Safar art collection at AlUla International Airport

Posted: 28 October 2022 | | No comments yet

AlUla International Airport has introduced a new, major collection of over 64 artworks by 24 Saudi and international artists called ‘Safar’, meaning travel in Arabic.

Safar is a major new collection of over 64 artworks by 24 Saudi and international artists at AlUla International Airport (ULH). Spanning both the Executive Terminal and the Commercial Terminal, Safar highlights and celebrates AlUla’s cultural legacy, natural wonders and community and includes works by artisans of AlUla’s Madrasat Addeera Art and Design Centre, opened by Royal Commission for AlUla (RCU) to train and upskill the next generation of creatives.

Safar, meaning travel in Arabic, is a fitting name for this important collection of sculpture, photography, textiles, paintings, and design pieces found at the gateway to AlUla. AlUla has long been a place of artistic journey: a historic hub of cultural transfer, which is now being revived as an oasis of art and creativity.

A long-standing place of passage, AlUla has always welcomed traders, merchants and pilgrims who have, for millennia, portrayed their experiences of AlUla’s spectacular cultural landscape through literature and art. The Safar art collection continues this legacy, linking the narratives of the past through the contemporary perspectives of artists of our time: a journey through the airport and a journey through AlUla’s past heritage and future vision.

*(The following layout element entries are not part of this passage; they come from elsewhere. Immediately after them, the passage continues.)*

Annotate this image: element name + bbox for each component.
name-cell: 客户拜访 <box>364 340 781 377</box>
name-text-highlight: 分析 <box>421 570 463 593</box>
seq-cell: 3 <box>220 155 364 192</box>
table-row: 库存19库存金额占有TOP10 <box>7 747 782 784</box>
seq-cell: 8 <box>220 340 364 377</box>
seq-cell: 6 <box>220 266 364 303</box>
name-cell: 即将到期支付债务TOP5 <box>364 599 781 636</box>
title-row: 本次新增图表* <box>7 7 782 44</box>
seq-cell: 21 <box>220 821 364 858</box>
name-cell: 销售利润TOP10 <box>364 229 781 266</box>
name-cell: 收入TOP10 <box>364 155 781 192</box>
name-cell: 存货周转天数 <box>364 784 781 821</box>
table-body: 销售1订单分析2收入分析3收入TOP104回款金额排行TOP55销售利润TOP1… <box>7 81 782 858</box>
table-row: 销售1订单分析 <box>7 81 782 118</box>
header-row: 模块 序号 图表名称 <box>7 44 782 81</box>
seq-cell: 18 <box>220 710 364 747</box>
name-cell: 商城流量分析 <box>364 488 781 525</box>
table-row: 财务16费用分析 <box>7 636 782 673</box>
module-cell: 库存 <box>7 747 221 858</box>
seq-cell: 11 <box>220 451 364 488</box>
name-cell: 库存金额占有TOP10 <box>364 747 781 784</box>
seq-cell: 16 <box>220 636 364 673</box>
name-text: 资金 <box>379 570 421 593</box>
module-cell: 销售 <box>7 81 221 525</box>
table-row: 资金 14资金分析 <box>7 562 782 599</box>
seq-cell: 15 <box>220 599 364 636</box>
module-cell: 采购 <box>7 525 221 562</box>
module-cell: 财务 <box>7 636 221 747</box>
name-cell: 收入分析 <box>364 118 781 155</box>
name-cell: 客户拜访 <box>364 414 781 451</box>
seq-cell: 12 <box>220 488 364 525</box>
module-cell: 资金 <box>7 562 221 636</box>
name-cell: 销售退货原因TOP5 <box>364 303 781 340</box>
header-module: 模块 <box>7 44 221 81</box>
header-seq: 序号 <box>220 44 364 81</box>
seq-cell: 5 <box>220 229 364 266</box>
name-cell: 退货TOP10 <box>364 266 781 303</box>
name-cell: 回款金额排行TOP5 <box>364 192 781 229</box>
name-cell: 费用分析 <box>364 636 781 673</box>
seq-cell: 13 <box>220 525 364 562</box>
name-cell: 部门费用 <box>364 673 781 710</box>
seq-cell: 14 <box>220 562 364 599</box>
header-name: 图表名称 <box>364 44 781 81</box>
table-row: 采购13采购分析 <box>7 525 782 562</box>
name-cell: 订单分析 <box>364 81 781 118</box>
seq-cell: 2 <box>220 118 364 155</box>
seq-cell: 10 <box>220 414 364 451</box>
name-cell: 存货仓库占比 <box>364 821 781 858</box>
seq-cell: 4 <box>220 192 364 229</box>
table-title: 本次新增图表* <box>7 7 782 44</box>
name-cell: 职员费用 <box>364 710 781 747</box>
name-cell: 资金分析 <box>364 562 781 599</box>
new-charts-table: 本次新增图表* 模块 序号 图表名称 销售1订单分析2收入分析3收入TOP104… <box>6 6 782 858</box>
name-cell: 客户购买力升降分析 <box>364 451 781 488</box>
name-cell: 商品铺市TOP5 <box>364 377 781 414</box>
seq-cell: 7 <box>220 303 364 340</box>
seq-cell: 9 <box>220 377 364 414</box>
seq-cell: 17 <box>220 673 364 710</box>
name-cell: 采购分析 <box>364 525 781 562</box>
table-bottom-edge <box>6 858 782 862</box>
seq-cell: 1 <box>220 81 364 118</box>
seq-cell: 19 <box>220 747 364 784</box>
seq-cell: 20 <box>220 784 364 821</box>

Speaking to Arts AlUla’s vision for a new and local creative community, works by the 10 Saudi artists and six regional artists sit alongside those by artisans from Madrasat Addeera, the first Art and Design Center in AlUla, which offers craft programmes for local artisans. In a piece entitled ‘Our Living Tradition’, artisans from Madrasat Addeera investigate the Order of Nature as a design tool and how language is intrinsic to traditional arts and cultures. Their paintings all mirror the same underlying square grid pattern (the basis of textile techniques such as Al Sadu weaving: a new addition to UNESCO’s List of Intangible Cultural Heritage) but feature different patterns that originate from the varied traditional crafts that span the region.

Safar’s artworks are in dialogue with AlUla’s unique physical and cultural landscape. Two sculptures by Shaikha Al Mazrou reference local rock engravings in a deep brick orange resin, while two framed diptychs by Dana Awartani continue the heritage narrative through intricate traditional patterns inspired by aerial views of AlUla’s famous heritage sites. Meanwhile, Farah Behbehani’s embroidered textiles serve as an ode to the community of AlUla through a local craft, and Ranim Halaky’s ‘Conversations through time’ is a striking typographic raw steel installation that has been created in collaboration with the community, presenting their voice in sculptural form.

Artwork by Ishaq Madan as part of the Safar art collection. Credit: Arts AlUla.

Alongside this, the work of emerging artists such as Stephanie Neville, Sandrah Boutros and Nidanin Woodwork is presented as a contemporary cabinet of curiosities in the Executive Terminal Library. This includes works inspired by AlUla’s rich heritage of textile and crafts, alongside photography from The Royal Commission for AlUla’s archive that depict the surrounding landscapes.

Commenting on the project, Nora Aldabal, Executive Director, Arts and Creative Industries for the Royal Commission for AlUla said: “We are delighted to unveil the Safar art collection: a continuation of our ongoing cultural programming, setting the standard for engaging contemporary artists within the Kingdom. Safar represents the depth and breadth of Arts AlUla’s relationship with the arts: a major new collection that follows recent world-class events such as Desert X AlUla 2022, the Cortona on the Move artist residency, What Lies Within and the launch of Wadi AlFann.

“Not least because of its airport setting, the Safar art collection reconnects AlUla with local, regional and international visitors in its next chapter as a centre of artistic exploration, expression, and production. The arts are a vital contributor to the region’s character and identity, the quality of life for its local community and the region’s economic future. We look forward to sharing it with all who come to AlUla.”